Overlap rates of total transcript SNVs, g-tSNVs, and e-tSNVs between GATK and BCFtools were first evaluated across five cell lines, showing 79% agreement for g-tSNVs but only 43% for e-tSNVs (Figure S5A,D), indicating poor consistency in e-tSNV calling. In contrast, TSCS overlapped with 99.4% and 99.9% of g-tSNVs called by GATK and BCFtools, respectively, and captured 88.56% and 97.8% of their e-tSNVs (Figure S5B,C,E,F). Notably, among the g-tSNVs and e-tSNVs uniquely identified using GATK or BCFtools, TSCS recovered 96.3% and 99.6% of g-tSNVs, and 72.8% and 94.4% of e-tSNVs, respectively (Figure 2E,F), demonstrating its superior comprehensiveness. Furthermore, we assessed whether SNV detection was influenced by transcript abundance. As shown in Figure 2G, both g-tSNVs and e-tSNVs called by TSCS were evenly distributed across transcripts regardless of expression level, indicating that variant calling with TSCS is not affected by transcript abundance.

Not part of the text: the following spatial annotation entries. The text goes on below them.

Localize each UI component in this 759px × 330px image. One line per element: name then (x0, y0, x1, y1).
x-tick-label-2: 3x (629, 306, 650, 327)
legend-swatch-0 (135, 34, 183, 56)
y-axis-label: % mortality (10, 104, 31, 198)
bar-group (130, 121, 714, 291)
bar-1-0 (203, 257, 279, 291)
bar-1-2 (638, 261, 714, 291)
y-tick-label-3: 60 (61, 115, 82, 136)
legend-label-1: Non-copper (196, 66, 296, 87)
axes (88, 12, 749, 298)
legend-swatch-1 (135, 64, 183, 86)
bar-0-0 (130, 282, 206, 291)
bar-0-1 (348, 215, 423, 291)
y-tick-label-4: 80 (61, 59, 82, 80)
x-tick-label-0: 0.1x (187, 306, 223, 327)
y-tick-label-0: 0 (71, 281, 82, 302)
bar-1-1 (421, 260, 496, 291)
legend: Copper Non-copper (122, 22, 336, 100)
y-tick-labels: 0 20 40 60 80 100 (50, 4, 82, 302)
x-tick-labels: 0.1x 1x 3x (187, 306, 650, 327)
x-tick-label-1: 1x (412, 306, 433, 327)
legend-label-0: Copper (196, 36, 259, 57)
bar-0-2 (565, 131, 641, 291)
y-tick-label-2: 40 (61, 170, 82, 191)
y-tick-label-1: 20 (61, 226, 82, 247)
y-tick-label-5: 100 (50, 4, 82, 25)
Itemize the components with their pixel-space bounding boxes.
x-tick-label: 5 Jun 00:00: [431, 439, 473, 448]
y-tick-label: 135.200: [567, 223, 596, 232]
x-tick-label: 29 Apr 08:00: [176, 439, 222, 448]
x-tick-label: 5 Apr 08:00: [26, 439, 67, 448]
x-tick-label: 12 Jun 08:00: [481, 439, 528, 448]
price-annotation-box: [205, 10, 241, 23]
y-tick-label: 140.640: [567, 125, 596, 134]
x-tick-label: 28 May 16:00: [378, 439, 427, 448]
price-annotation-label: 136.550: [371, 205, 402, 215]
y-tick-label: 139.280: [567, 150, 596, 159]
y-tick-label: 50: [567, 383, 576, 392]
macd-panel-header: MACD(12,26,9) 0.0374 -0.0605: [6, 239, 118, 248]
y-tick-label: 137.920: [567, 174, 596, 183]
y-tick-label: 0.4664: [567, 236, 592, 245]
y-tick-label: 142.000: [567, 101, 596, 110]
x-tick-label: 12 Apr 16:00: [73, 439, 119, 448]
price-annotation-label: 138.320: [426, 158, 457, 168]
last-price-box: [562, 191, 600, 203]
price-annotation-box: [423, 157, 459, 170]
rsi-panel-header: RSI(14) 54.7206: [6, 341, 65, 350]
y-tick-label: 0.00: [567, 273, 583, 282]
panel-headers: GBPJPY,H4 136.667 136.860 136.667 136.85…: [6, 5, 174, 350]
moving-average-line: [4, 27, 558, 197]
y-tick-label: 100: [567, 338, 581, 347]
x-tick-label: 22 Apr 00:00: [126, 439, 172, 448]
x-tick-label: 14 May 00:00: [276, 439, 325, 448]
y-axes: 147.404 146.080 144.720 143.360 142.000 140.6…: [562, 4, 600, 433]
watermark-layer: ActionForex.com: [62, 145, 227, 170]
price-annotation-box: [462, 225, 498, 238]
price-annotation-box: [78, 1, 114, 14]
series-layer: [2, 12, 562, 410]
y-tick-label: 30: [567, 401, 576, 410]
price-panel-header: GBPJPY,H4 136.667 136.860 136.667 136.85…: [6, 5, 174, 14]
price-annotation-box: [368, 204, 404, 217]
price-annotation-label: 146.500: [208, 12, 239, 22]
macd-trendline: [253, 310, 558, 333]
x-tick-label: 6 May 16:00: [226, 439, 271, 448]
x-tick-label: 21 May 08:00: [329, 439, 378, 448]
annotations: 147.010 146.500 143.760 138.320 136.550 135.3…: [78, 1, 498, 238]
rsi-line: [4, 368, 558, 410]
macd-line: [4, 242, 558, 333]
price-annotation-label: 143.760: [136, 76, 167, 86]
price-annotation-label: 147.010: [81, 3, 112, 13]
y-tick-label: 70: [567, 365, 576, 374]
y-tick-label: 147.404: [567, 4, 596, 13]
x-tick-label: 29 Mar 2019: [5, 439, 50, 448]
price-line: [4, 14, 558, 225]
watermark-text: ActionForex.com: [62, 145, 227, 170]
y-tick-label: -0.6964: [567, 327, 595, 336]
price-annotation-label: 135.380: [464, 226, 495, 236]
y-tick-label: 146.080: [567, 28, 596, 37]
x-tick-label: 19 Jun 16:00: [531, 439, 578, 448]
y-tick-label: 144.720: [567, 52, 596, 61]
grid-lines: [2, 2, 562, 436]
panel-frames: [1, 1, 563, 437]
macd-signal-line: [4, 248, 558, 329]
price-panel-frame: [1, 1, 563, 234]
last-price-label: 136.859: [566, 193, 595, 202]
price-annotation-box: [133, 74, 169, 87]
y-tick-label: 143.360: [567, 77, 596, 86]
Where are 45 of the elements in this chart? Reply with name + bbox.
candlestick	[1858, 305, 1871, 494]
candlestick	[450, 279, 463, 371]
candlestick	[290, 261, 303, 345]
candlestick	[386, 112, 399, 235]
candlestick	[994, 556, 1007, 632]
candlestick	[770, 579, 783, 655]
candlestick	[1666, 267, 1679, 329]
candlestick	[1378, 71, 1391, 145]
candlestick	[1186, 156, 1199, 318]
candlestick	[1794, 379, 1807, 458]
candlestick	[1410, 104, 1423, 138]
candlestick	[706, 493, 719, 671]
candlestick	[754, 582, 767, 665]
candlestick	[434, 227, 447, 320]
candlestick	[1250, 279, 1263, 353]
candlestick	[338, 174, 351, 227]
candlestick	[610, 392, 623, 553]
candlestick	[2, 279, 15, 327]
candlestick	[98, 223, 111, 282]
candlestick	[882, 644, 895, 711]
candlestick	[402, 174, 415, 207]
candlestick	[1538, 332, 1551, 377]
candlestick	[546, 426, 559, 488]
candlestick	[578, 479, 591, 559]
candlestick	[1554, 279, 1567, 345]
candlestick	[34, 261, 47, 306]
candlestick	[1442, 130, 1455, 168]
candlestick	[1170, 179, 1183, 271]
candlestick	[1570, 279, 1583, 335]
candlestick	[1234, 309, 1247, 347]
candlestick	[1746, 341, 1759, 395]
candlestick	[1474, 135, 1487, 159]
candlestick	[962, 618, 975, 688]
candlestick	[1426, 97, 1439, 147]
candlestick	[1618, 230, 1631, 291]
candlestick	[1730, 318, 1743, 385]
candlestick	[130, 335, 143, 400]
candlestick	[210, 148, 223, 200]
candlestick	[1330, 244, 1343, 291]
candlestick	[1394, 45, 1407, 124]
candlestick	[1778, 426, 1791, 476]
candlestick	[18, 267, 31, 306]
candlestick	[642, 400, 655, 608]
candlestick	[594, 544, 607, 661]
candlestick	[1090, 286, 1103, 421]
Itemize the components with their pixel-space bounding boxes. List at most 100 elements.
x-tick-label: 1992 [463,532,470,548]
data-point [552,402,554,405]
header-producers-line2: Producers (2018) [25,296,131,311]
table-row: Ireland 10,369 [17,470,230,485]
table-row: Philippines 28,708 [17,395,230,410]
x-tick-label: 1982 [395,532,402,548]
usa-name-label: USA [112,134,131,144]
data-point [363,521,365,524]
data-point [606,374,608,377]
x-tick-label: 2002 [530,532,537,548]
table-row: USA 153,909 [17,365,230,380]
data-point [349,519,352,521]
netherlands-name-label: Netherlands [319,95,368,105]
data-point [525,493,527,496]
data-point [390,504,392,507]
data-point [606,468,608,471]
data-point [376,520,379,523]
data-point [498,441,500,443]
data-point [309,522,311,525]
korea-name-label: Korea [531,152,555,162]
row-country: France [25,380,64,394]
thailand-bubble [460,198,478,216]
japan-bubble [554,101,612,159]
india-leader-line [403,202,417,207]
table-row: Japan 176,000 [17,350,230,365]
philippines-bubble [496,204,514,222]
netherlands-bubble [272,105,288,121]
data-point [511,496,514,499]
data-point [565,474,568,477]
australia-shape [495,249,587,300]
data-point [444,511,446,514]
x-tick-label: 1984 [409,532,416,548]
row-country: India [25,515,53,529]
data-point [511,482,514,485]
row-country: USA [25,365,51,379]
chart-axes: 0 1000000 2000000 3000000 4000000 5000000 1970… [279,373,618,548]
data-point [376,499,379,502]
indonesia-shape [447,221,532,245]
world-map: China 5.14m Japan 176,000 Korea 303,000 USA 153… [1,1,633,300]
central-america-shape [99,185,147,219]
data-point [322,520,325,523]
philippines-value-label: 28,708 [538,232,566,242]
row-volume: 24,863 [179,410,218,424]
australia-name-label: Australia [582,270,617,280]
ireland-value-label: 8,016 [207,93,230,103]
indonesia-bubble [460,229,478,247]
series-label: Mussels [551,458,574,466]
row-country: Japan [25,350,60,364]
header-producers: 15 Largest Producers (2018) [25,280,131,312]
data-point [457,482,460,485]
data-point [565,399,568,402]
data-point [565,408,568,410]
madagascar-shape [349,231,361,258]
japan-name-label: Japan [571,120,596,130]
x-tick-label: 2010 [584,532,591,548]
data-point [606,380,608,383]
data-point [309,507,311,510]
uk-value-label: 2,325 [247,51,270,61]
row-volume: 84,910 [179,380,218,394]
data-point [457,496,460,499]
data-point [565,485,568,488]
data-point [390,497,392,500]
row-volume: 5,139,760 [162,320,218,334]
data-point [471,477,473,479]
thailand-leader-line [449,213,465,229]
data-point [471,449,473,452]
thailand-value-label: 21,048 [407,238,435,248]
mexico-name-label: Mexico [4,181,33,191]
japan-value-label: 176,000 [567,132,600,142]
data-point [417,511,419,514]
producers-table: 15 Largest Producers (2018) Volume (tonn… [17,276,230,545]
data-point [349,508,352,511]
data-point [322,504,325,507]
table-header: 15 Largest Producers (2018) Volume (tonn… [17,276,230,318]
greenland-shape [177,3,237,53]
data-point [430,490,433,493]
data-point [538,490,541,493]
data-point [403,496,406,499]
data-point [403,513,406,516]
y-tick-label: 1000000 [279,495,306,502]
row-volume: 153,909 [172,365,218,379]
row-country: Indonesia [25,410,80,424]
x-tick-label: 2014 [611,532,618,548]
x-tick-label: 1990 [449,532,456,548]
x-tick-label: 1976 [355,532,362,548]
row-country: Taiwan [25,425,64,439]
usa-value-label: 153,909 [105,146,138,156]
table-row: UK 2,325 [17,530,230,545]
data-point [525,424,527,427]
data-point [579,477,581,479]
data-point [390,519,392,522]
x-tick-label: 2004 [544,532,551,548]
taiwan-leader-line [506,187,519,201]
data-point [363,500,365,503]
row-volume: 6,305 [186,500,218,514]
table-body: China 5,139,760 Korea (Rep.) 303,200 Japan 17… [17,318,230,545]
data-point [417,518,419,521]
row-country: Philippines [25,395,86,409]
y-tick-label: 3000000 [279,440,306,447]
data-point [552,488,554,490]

To evaluate the robustness and generalizability of TSCS, we analyzed CRC tissue RNA-seq data from NCBI SRA (accessions SRP303779 and SRP303082) [45] using the same bioinformatic workflow. Supplementary Figure S6 summarizes transcript SNV detection rates across clinical samples, showing that TSCS identified markedly more high-detection-rate SNVs than GATK or BCFtools in both adjacent and tumor tissues. We further examined SNVs co-detected in over 70% of samples by all three tools across both tissue types. As shown in Figure 2H, TSCS yielded more high-quality transcript SNVs across three VAF ranges compared with the other methods, except at VAF > 0.5 where GATK performed comparably. These results strongly support that TSCS robustly captures more transcript SNVs, particularly at low VAFs, and demonstrate its potential for reliable SNV identification in tissue-derived data.
We further evaluated TSCS on PacBio RNA-seq data from the five cell lines. As summarized in Supplementary Figure S7, TSCS increased the total yield of transcriptomic SNVs by 71.89% compared with the average of the other tools. For gSNV detection, it improved the mean recall from 54.56% to 70.69%, representing an absolute gain of 15.77 percentage points over GATK, BCFtools, and Longshot. For tSNV detection, TSCS elevated the average recall from 28.82% to 54.54%, an absolute improvement of 25.72 percentage points compared with GATK, BCFtools, Longshot, and RED_ML. TSCS consistently outperformed existing tools in recognition sensitivity and overlap rates for both g-tSNVs and e-tSNVs, mirroring trends observed in the MGI data. Notably, the performance improvement achieved by TSCS was more pronounced on PacBio data than on MGI data, despite the lower number of transcript SNVs typically detected from long-read sequencing.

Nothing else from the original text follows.